MikeG62 wrote: ↑Tue Nov 24, 2020 2:29 pm
neverpanic wrote: ↑Tue Nov 24, 2020 11:30 am
MikeG62 wrote: ↑Tue Nov 24, 2020 8:24 am
Similar thread here from 2019:
I'll repeat here what I said in that thread...
Retired finance guy (started my career in public accounting (and passed the CPA exam) as a financial accountant and not tax accountant). I am familiar enough the tax rules and as a result have always done my own taxes.
My father-in-law uses an accountant to do his taxes. Loves her. She's very aggressive in taking deductions. He sees this as wonderful. He's done consulting for a number of years, but for one company out of their office (never done anything from home). Yet his accountant has him convinced that he can take a home office deduction. I've talked to him about this and shown him the rules - it's clear he does not meet the criteria to take a home office deduction. Despite this he continues to take the deduction because his accountant has told him it's ok. I've pointed out the multi-year risk he'd face on audit, but none of that dissuades him.
SIL and BIL use the same accountant. Same thing for them - she claims all sorts of what I would consider highly aggressive/questionable deductions. Like my FIL, they think she is great.
I provide these examples to show that some accountants are super aggressive and their clients (most of whom don't know any better) think they are wonderful because they claim lots of garbage deductions and get them larger refunds - much larger than they'd ever get if filing on their own.
How many audits have these family members been through?
None, yet. But that does not mean there is no exposure. And if they do get audited and the deduction is denied (which it almost assuredly will be) how many years will the IRS go back to audit from there?
I am all for taking a position, where one has a solid basis to support it. However, taking a deduction where one does not meet the criteria to qualify for the deduction seems inappropriate to me. In my FIL's defense, although he has seen the rules in this area, his view is my accountant says it's ok.
It looks like they can go back as far as they want if there is determined to be fraud.

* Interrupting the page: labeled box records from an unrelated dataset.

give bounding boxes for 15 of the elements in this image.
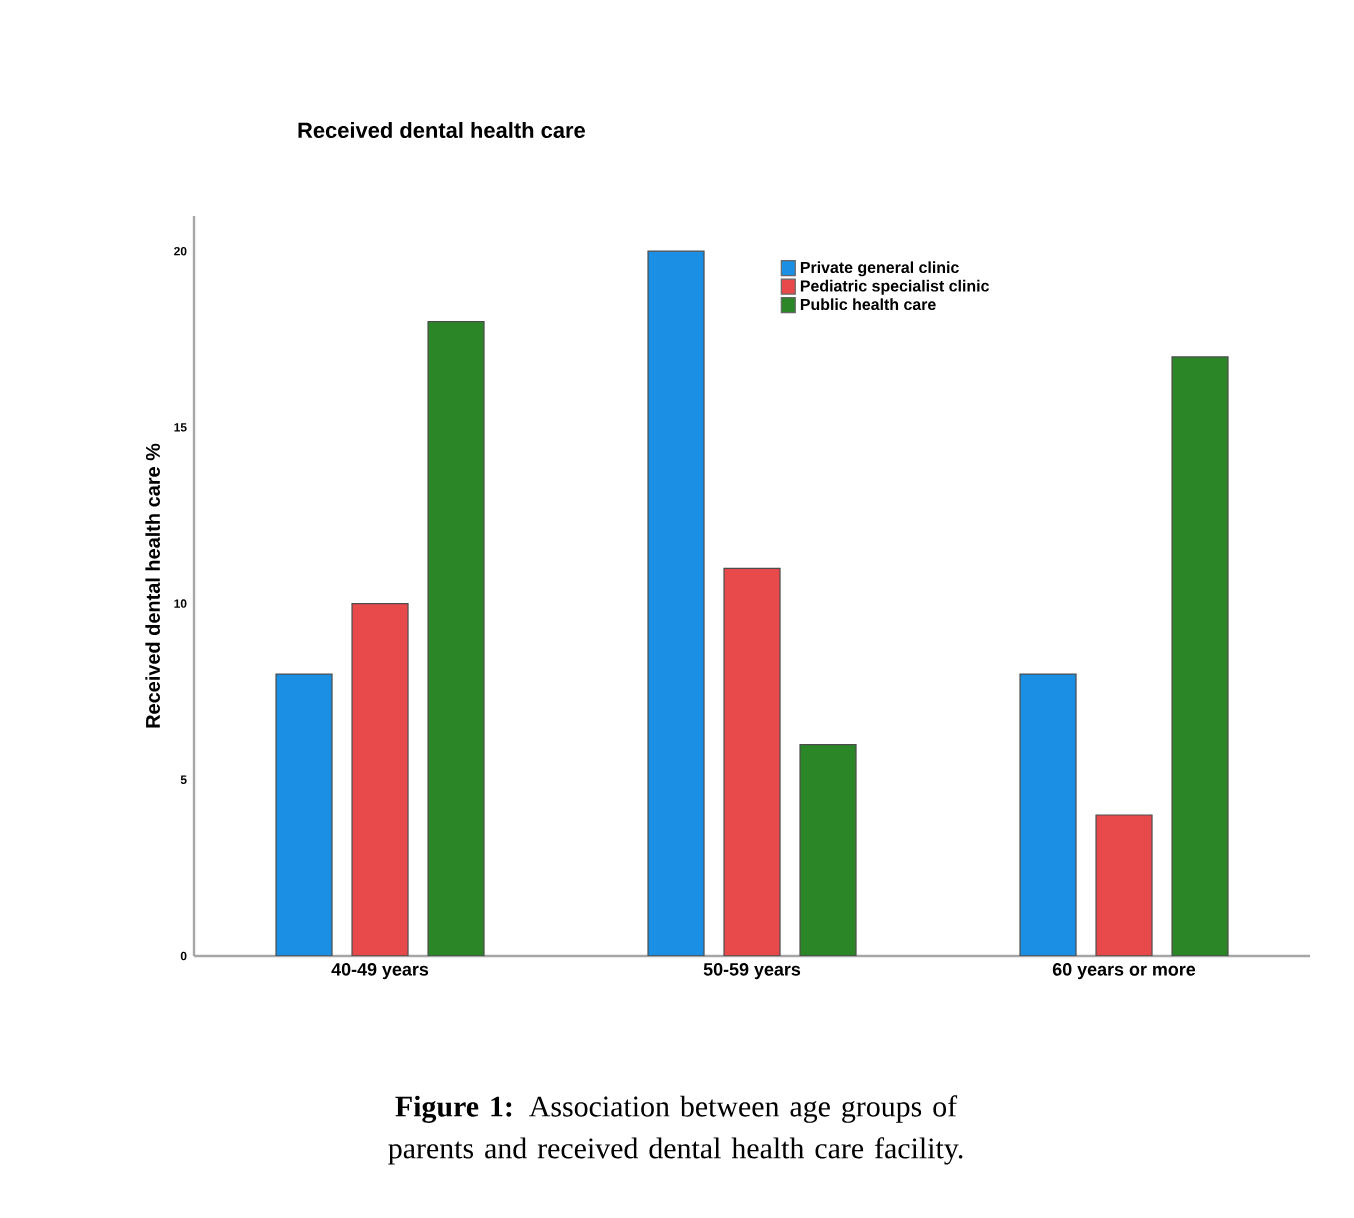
x-tick-label: 40-49 years bbox=[331, 963, 429, 980]
y-axis-title: Received dental health care % bbox=[145, 443, 160, 728]
bar bbox=[1171, 356, 1229, 956]
bar bbox=[351, 602, 409, 956]
bar bbox=[799, 743, 857, 956]
x-tick-label: 60 years or more bbox=[1052, 963, 1196, 980]
bar bbox=[723, 567, 781, 956]
bar bbox=[427, 321, 485, 956]
bar bbox=[647, 250, 705, 956]
x-tick-label: 50-59 years bbox=[703, 963, 801, 980]
bar bbox=[1095, 814, 1153, 956]
chart-title: Received dental health care bbox=[298, 121, 585, 139]
text: Figure 1: Association between age groups of parents and received dental health care facility. bbox=[388, 1095, 963, 1165]
bar bbox=[275, 673, 333, 956]
bar bbox=[1019, 673, 1077, 956]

https://www.irs.gov/businesses/small-bu ... 0deduction
Period of Limitations that apply to income tax returns
1.) Keep records for 3 years if situations (4), (5), and (6) below do not apply to you.
2.) Keep records for 3 years from the date you filed your original return or 2 years from the date you paid the tax, whichever is later, if you file a claim for credit or refund after you file your return.
3.) Keep records for 7 years if you file a claim for a loss from worthless securities or bad debt deduction.
4.) Keep records for 6 years if you do not report income that you should report, and it is more than 25% of the gross income shown on your return.
5.) Keep records indefinitely if you do not file a return.
6.) Keep records indefinitely if you file a fraudulent return.
7.) Keep employment tax records for at least 4 years after the date that the tax becomes due or is paid, whichever is later.